Kadınların ‘sahte bir gün’ olarak niteledikleri 14 Şubat Sevgililer Günü’ne yönelik tepkileri devam ediyor. 14 Şubat’ı reddettiklerini dile getiren kadınlar, ‘Bizi öldüren,eril tahakküme alan,eve kapatan tek günlük sevgiyi istemiyoruz’ dedi
Roma Katolik Kilisesi’nin inanışına dayanan “14 Şubat Sevgililer Günü” her kültürde farklı satış perspektifleri ile önümüze gelse de hizmet ettiği kaynak patriarkal-kapitalizmden başkası değil. Eril tahakküm sevgiyi kendi kalıpları ile yücelterek kar güderken, kadınların yüzyılı olarak değerlendirilen bu yüzyılda ise kadınlar sokaklarda, “Öldüren sevgi istemiyoruz” sloganıyla seslerini yükseltiyor.
Jin News’in İstanbul’da mikrofon uzattığı kadınlar, 14 Şubat’ın kendileri için ne anlam taşıdığını anlattı.
‘Doğal değil’
Kadınları kısıtlayan bir sevgi anlayışı istemediklerinin altını çizen Eğitim Sen üyesi Şahiser Kocakaya, “Kadının yaşamına son veren, kadını öldüren sevgiyi istemiyoruz” diyerek erkeklerin, “sevdiğim için öldürdüm” bahanesini taşıyan anlayışı kabul etmediklerini ifade etti. Kocakaya, sevginin heteroseksüel kalıplar içerisine yerleştirilmesine de karşı çıkarak, “Sevgi duygu işidir. İnsanların birbirlerini sevmesi duyguya dayanan bir durumdur” dedi. Eşit bir şekilde duyguların paylaşıldığı sevgiyi tek bir güne tercih ettiğini ifade eden Kocakaya, “Bir güne sığdırılan sevgi doğal bir şey değil, sevgi bir güne sığdırılamaz” diye konuştu.
‘Egemenlik istemiyoruz’
Kadınların eril zihniyetin baskısına çok fazla maruz kaldığını bu nedenle de eril zihniyet taşıyan sevgiyi istemediklerini vurgulayan Gönül Kahraman da, “Bizim üzerimizde kurdukları tahakküm ve baskıyı sevgi olarak nitelendirmelerini kabul etmiyoruz. Öldüren sevgi istemiyoruz” ifadelerine yer verdi.
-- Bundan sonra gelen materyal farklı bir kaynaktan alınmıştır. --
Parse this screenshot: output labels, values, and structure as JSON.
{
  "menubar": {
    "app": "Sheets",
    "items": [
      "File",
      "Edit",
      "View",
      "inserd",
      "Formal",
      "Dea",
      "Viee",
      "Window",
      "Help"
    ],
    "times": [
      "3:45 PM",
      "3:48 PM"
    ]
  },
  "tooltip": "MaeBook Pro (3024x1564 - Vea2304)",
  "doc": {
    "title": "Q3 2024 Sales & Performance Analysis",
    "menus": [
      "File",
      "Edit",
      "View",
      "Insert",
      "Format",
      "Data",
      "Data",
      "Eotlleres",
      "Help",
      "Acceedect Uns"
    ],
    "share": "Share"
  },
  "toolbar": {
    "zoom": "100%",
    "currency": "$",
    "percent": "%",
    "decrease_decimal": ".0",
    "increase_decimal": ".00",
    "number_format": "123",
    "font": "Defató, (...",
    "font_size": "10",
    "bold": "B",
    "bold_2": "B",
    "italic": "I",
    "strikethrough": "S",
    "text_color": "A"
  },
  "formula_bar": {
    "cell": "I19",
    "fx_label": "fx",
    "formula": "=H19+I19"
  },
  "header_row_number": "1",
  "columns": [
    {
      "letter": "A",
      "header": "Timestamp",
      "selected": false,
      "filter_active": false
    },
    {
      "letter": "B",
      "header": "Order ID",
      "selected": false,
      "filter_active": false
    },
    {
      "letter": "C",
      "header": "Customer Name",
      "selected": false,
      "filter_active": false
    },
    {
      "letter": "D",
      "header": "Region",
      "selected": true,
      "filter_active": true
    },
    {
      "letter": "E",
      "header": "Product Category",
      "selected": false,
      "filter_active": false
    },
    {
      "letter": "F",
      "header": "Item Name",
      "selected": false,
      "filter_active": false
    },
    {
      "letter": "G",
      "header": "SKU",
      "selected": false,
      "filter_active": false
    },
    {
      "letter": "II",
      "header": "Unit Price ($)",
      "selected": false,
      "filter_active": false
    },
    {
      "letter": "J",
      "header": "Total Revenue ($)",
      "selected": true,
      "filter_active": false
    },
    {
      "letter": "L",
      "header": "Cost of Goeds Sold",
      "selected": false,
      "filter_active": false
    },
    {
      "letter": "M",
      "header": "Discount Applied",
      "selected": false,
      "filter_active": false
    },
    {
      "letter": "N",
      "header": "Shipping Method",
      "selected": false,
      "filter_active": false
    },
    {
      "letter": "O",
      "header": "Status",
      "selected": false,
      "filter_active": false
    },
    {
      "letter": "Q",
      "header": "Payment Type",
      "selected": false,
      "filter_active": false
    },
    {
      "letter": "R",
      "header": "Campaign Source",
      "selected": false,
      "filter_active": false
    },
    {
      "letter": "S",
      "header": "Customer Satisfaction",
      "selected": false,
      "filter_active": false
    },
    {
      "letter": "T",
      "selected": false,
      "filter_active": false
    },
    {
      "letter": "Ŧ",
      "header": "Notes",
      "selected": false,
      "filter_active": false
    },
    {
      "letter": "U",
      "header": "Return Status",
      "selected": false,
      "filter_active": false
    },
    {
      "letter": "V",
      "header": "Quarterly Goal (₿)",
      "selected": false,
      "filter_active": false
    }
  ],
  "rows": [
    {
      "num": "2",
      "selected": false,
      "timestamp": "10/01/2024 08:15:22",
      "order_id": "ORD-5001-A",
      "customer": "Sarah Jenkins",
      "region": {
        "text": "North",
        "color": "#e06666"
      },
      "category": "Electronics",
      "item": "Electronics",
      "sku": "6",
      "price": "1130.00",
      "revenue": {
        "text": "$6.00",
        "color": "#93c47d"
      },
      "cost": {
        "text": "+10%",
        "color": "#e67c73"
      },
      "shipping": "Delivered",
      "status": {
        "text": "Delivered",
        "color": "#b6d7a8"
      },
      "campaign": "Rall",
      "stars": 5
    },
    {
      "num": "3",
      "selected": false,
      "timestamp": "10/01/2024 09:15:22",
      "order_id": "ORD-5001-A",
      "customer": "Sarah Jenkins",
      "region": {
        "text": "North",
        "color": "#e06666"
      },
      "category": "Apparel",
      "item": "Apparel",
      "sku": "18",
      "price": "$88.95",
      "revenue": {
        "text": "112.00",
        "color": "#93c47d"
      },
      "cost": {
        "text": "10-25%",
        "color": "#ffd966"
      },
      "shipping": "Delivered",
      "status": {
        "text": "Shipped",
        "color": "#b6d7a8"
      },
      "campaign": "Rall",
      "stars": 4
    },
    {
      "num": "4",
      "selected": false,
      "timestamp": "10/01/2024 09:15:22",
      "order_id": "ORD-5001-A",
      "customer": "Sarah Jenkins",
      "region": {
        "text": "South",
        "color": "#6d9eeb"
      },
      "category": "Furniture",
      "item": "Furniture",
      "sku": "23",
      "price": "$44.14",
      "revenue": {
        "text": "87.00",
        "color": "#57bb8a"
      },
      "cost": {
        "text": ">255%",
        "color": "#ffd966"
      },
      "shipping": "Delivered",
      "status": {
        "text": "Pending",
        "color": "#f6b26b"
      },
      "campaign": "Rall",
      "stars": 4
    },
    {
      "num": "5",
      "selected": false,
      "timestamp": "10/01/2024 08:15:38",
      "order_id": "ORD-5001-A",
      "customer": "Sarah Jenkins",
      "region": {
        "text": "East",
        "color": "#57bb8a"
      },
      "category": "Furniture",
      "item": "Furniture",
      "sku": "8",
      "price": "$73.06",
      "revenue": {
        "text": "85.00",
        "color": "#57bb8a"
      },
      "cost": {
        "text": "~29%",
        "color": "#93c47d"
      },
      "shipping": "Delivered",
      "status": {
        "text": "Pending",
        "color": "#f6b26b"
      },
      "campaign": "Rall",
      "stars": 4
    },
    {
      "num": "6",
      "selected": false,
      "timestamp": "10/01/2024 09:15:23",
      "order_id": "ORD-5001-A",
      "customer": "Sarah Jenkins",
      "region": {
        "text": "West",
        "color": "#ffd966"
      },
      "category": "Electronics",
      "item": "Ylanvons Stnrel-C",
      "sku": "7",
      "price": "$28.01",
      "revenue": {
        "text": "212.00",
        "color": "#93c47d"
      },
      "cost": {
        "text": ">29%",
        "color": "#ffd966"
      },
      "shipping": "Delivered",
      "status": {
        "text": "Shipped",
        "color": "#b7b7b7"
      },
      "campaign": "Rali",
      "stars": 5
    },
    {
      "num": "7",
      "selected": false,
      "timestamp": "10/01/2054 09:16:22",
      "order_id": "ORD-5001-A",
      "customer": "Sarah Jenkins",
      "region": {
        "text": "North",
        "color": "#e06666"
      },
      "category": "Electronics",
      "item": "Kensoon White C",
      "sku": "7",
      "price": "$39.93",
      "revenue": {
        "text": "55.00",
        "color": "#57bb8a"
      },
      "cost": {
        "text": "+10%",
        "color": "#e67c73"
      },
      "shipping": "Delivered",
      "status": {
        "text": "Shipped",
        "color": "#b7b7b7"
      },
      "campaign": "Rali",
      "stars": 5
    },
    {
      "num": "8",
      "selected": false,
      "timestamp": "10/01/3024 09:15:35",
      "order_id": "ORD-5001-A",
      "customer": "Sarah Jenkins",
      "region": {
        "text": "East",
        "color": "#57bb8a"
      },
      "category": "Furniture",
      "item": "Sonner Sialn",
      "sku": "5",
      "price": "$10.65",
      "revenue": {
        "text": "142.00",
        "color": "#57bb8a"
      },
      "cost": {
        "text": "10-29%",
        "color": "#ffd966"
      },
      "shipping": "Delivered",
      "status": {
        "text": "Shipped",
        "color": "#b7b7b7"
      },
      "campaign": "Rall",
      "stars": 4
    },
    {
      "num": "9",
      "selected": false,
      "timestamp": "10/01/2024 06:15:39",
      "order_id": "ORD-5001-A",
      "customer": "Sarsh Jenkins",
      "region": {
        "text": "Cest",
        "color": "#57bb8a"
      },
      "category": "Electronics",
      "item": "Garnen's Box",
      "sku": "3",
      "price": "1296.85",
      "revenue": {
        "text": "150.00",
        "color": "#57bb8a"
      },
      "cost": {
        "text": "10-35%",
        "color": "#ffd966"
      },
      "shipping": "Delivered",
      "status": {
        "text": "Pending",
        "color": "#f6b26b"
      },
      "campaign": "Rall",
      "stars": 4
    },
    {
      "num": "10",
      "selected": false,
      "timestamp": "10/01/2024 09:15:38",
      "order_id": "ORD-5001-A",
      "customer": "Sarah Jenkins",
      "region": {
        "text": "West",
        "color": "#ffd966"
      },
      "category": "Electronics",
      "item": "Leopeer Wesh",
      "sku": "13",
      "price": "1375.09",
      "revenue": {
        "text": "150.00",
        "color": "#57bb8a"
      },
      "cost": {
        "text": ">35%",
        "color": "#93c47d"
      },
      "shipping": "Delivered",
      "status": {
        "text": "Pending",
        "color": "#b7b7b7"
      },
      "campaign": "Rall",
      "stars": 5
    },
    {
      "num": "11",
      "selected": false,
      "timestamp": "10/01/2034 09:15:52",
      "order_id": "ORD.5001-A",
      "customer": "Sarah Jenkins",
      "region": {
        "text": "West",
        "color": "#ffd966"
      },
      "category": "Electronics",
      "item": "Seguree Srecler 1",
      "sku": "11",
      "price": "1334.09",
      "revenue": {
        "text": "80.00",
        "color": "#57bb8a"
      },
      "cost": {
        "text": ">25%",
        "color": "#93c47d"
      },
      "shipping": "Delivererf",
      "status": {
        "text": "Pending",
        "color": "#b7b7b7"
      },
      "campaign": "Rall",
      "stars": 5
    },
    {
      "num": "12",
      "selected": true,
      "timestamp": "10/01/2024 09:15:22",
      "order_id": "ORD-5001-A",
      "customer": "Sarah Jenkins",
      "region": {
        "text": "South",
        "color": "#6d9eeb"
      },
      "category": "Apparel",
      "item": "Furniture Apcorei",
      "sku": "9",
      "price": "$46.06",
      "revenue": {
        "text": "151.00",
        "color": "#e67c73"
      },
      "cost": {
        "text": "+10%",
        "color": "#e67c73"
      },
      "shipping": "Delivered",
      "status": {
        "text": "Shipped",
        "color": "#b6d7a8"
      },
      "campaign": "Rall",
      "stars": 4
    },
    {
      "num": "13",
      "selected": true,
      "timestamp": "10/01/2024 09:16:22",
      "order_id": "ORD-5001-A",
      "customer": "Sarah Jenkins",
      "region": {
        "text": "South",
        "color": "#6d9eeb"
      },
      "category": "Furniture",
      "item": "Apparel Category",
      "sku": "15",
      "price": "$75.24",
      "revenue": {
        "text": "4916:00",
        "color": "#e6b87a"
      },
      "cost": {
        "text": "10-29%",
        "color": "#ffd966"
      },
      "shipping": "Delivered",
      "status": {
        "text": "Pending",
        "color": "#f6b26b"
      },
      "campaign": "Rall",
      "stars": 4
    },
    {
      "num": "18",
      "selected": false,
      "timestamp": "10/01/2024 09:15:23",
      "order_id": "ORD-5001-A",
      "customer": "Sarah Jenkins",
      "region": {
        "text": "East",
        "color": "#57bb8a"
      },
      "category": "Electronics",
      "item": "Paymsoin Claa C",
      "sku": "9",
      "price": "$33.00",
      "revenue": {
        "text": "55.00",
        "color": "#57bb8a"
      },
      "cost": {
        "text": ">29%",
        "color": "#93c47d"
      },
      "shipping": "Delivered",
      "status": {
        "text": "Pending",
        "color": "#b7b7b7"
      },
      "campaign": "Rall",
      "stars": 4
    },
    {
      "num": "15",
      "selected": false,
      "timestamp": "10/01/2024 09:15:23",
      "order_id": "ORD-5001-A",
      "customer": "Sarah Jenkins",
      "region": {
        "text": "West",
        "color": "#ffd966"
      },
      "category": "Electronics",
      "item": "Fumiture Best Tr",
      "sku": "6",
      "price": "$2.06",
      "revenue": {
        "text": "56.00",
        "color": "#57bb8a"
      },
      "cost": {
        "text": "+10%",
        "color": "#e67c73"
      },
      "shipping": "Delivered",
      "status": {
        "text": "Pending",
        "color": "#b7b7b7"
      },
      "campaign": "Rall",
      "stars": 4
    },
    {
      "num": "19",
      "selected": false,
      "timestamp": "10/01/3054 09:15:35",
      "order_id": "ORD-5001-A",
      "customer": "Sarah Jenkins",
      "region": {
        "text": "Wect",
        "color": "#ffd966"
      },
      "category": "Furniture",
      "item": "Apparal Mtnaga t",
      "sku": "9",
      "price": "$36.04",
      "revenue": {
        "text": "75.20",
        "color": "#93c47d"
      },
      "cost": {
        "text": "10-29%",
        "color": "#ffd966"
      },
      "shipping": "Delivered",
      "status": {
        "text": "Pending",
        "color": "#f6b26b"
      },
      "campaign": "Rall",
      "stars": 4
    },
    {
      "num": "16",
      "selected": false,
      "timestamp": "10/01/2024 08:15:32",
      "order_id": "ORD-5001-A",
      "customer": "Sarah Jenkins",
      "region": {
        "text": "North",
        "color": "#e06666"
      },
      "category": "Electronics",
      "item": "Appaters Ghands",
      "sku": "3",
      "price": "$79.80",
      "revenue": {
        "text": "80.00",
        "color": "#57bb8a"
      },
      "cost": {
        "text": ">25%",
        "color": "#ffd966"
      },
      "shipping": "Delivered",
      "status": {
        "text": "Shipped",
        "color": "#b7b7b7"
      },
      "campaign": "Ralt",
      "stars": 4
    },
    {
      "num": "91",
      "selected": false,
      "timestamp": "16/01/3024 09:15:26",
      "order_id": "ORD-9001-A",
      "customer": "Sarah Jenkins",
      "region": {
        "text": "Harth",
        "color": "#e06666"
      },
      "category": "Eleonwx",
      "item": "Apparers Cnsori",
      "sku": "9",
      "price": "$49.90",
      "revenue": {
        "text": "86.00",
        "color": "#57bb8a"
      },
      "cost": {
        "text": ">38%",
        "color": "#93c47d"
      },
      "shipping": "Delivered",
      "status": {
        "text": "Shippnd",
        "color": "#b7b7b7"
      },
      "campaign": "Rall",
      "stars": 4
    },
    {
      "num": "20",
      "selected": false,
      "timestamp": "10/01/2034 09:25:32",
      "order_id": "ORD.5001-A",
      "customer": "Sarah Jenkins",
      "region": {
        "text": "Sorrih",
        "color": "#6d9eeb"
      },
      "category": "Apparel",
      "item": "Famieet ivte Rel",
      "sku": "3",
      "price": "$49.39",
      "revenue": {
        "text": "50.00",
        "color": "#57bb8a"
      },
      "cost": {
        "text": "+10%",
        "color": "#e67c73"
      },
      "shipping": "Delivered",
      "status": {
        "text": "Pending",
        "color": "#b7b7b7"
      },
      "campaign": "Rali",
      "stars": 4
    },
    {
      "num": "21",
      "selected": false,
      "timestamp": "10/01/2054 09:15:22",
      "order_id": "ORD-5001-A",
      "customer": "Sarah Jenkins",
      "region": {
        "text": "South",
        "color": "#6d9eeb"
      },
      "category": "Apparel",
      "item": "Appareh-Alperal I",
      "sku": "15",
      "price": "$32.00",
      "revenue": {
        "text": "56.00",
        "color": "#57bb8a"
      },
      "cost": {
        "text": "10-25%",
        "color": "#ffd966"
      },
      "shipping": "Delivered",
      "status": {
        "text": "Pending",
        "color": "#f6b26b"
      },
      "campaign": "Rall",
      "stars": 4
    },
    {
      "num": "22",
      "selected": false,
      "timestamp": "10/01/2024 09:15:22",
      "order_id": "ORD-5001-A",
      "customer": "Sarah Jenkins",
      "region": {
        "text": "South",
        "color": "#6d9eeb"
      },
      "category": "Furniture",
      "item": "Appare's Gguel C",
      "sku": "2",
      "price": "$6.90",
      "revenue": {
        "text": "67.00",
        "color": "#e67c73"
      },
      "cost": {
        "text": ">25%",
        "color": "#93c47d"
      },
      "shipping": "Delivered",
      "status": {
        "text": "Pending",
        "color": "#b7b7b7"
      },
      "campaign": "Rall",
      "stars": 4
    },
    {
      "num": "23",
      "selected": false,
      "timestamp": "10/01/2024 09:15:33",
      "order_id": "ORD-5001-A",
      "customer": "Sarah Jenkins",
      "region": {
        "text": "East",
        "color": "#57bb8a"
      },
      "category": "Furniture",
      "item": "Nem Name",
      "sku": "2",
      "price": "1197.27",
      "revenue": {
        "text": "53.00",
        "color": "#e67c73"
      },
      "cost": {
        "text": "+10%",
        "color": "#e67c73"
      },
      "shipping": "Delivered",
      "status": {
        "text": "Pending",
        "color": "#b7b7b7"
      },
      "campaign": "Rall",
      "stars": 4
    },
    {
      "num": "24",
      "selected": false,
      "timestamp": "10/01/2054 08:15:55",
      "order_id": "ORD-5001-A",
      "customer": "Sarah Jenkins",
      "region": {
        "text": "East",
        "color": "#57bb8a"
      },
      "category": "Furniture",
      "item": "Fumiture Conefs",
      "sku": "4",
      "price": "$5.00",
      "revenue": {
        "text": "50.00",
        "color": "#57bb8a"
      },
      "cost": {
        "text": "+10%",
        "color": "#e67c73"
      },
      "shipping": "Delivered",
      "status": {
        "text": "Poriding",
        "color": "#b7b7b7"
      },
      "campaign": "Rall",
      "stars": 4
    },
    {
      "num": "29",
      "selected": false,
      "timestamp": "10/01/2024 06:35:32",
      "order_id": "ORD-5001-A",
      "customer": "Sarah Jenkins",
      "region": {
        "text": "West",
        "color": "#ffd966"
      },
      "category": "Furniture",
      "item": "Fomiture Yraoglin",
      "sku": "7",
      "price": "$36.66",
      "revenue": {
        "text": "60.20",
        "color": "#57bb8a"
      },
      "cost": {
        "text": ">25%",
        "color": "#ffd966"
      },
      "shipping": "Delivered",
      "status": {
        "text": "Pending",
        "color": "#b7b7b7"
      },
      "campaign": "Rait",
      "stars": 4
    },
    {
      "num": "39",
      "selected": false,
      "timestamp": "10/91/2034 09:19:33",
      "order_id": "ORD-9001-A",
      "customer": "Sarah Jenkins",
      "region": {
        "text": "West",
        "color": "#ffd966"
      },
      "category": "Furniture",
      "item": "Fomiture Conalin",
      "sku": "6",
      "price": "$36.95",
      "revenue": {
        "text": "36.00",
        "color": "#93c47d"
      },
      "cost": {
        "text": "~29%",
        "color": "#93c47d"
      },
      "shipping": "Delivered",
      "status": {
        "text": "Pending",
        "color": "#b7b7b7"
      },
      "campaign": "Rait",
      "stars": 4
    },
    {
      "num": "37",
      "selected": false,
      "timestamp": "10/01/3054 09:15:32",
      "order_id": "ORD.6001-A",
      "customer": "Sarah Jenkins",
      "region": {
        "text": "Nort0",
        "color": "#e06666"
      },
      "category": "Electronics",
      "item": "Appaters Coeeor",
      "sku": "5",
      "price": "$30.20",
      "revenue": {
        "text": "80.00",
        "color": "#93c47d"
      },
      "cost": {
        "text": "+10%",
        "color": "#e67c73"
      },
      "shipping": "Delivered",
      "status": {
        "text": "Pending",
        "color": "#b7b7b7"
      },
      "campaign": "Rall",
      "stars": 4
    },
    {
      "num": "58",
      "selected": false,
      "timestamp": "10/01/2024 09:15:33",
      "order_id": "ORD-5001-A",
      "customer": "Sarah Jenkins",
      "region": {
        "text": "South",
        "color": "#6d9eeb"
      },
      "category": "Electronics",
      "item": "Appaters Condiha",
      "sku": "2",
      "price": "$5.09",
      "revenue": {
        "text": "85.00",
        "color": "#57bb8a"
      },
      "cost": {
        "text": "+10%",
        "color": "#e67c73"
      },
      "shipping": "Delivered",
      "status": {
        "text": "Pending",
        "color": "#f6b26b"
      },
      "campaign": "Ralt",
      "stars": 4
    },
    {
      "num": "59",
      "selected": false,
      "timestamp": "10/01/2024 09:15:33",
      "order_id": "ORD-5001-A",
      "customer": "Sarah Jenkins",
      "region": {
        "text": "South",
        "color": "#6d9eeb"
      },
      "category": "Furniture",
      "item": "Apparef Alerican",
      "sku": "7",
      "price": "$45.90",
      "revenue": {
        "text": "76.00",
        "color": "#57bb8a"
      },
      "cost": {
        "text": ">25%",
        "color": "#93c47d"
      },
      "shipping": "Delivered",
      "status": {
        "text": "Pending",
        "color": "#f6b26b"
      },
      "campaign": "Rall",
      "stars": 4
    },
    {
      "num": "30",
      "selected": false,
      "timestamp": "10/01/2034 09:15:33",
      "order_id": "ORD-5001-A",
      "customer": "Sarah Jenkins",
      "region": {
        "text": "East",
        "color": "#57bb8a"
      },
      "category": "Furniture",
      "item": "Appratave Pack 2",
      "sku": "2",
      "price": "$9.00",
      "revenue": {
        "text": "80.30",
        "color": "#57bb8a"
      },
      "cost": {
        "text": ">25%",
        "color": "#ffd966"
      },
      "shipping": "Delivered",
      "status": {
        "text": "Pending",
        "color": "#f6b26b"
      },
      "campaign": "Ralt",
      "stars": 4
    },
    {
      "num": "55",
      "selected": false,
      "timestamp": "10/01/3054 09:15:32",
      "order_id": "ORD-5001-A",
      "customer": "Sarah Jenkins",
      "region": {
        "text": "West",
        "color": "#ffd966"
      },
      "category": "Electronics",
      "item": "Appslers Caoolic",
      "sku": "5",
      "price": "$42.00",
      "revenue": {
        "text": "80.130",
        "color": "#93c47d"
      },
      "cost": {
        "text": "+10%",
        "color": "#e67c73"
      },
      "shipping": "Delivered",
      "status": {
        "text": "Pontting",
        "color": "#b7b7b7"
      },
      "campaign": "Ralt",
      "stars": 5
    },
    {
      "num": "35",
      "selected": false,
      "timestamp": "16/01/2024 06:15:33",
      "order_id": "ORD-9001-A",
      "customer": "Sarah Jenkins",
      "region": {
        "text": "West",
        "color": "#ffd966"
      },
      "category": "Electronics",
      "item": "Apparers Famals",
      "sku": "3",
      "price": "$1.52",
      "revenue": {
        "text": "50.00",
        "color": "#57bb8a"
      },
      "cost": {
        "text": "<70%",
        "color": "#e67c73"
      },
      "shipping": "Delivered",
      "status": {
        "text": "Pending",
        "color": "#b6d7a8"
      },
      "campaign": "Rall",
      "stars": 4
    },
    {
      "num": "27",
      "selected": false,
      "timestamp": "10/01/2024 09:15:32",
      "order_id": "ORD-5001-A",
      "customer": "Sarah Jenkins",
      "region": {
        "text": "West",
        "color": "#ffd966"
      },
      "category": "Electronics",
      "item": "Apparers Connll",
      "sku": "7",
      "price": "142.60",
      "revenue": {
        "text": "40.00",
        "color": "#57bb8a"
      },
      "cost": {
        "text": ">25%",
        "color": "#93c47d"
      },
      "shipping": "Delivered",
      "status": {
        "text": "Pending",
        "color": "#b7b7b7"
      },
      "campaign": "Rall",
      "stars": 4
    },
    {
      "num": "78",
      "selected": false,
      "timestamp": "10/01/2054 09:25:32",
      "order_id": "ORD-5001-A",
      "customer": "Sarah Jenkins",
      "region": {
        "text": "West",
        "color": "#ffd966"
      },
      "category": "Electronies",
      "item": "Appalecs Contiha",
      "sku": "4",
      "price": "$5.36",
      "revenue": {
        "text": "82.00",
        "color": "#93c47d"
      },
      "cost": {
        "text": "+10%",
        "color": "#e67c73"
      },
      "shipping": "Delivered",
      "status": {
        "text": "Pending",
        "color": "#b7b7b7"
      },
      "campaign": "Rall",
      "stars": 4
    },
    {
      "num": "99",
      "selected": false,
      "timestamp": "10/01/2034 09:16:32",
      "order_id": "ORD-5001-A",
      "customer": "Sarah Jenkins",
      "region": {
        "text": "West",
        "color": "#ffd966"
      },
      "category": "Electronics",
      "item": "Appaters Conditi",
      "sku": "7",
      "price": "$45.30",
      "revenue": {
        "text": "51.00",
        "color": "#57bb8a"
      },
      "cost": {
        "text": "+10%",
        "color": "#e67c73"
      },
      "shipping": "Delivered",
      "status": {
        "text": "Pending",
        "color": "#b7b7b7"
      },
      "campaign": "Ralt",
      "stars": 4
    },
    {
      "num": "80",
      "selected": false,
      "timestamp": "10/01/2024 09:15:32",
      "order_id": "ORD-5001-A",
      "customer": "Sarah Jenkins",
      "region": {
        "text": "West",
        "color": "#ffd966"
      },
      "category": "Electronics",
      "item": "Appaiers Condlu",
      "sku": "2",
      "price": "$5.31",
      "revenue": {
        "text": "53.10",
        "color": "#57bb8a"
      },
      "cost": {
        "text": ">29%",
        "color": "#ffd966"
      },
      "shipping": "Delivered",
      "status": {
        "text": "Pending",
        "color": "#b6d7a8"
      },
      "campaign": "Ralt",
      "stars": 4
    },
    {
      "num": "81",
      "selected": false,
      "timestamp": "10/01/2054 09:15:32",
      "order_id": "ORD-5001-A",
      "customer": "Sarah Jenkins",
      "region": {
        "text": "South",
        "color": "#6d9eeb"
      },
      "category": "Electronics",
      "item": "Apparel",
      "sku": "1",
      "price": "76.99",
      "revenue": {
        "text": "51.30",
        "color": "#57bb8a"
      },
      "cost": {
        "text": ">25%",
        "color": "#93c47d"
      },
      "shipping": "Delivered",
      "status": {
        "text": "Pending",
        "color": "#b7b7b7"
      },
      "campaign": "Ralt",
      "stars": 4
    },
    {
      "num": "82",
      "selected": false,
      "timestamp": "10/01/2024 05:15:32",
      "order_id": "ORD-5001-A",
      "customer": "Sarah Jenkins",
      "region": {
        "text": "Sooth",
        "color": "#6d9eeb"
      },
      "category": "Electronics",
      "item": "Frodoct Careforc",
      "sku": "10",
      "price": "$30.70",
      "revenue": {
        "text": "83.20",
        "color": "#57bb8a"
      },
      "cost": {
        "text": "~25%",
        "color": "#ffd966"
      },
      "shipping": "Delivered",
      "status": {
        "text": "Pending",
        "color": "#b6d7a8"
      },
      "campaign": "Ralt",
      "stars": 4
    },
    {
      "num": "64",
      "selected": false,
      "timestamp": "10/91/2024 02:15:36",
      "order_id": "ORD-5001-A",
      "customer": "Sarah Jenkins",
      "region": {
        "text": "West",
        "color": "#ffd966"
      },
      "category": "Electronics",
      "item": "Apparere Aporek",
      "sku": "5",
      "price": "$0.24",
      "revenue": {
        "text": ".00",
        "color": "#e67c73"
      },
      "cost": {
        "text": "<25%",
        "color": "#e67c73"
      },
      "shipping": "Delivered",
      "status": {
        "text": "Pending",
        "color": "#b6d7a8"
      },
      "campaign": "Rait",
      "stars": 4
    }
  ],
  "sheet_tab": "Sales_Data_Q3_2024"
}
Kahraman, kadınlar üzerinde sevgi adı altında tahakküm kurulamayacağını ve bu durumu reddettiklerini ifade ederek, bir insanı sevmenin nasıl olacağını şu cümleleriyle anlattı: “Öncelikle ruhen sevmek gerekir. Sevgi, kişinin içsel dünyasına inmek ve onun dünyasını anlamaktır. Kadınlar sevgi adı altında üzerlerinde kurulan bir egemenlik istemiyor.”
‘Olmaz olsun o sevgi’
Adalet Ünlü ise “Kadınlar eğer yılın bir günü seviliyorsa olmaz olsun o sevgi. Her şeyden önce kadın bir bireydir. Kadınlara değer verilmesini istiyoruz. Saygıyı ve sevgiyi o şekilde istiyoruz” dedi.
‘Bizden uzak dursunlar’
Kumri Akgül de her gün kadınların katledildiğini hatırlatarak, “Her gün bizden biri katlediliyor. Biz ne yapalım baskının olduğu sevgililer gününü? Devletten baskı görüyoruz, evin içinde baskı görüyoruz. Dışarı çıkıyoruz, önümüzü kesip bizleri ya cezaevlerine ya da evlere tıkıyorlar. Biz kadının özgür olduğu bir yaşam istiyoruz. Kendisine işkence eden erkeğe karşı kendini savunan Melek’e 24 yıl hapis isteniyor örneğin. Burada adalet nerede? Biz kadınlardan uzak dursunlar artık ne onları ne de sevgilerini istemiyoruz” sözleri ile 14 Şubat’a karşı çıktı.
‘Biz birbirimize yeteriz’
Gülsüm Öztürk ise neden Sevgililer Günü’nün kutlanmaması gerektiğini şu sözlerle açıkladı: “Kadınlar her gün şiddet görüyor. Kadınların eskiden olduğu gibi emirleri altında olmasını istiyorlar. Kadınlar katlediliyor. Kadınların seslerinin çıkarılması istenmiyor. Ama biz kadınlar varız. Sesimizi çıkarıyoruz. Bize erkeklerin böyle sevgisi lazım değil. Biz kadınlar birbirimize yeteriz. Sevgimizle birbirimizi saracağız. Köleliği de reddediyoruz artık.”